During a discussion with Russ he pointed out that we probably don't really need to restart plosone and topaz - the point of the restart is to get a snapshot of the Fedora and Mulgara databases. So, quiescing the stack by, say, shutting down Apache or by somehow disabling the ajp port on plosone, and then just restarting Fedora and Mulgara ought to be sufficient.

02/22/07 10:01:02 changed by russ

  • status changed from new to closed.
  • resolution set to fixed.

last nights backup, leaving topaz and plosone services up, went swimmingly.

during testing we found that, with fedora and mulgara disabled, the site happily serves pages out of its cache to anonymous users, and returns site errors to logged in users.

with mulgara up and fedora down, logged in users can browse too. we're not sure what happens if a logged in user attempts to annotate when mulgara is up and fedora is down. i suppose i should test that before closing this ticket...

...goes off to test...

perfect. we get an error and the annotation is not logged.

ideally we would disable the webheads during the short service restart (~5 minutes last night) by disabling the ajp connector on the plosone servers. if anyone knows of a good way to do that, i'll do it. but it seems like not a big deal, compared to how nasty things were before.

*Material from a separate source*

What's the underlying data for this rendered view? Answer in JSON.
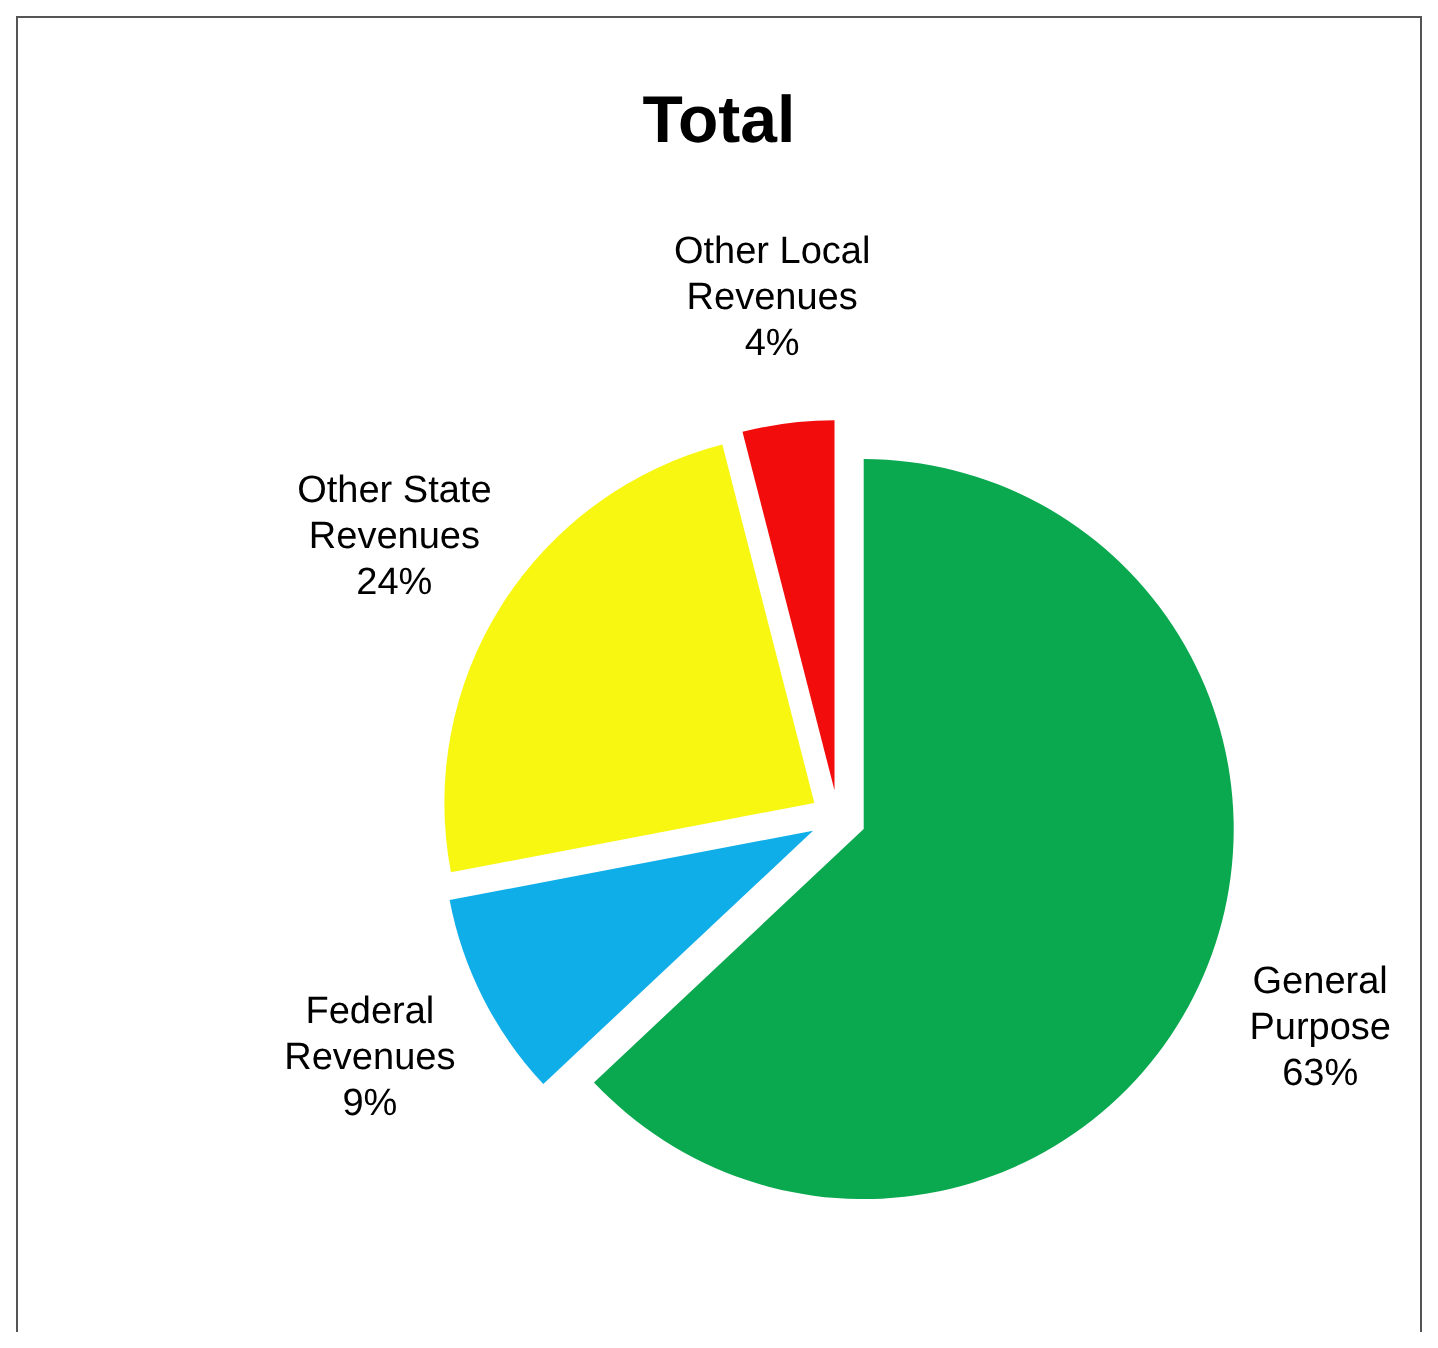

02/22/07 16:33:37 changed by ronald

I don't have the time to try this out right now, but I think if you enabled JMX on plosone (adding -Dcom.sun.management.jmxremote to params in /etc/sysconfig/plosone) you should be able to fire up jconsole, go to the MBeans tab, select Catalina -> Connector -> (whatever), go to the Operations tab, and there pause and resume the connector. This could also be put into a small utility.

08/07/07 16:25:51 changed by

  • milestone deleted.

Milestone Bugs deleted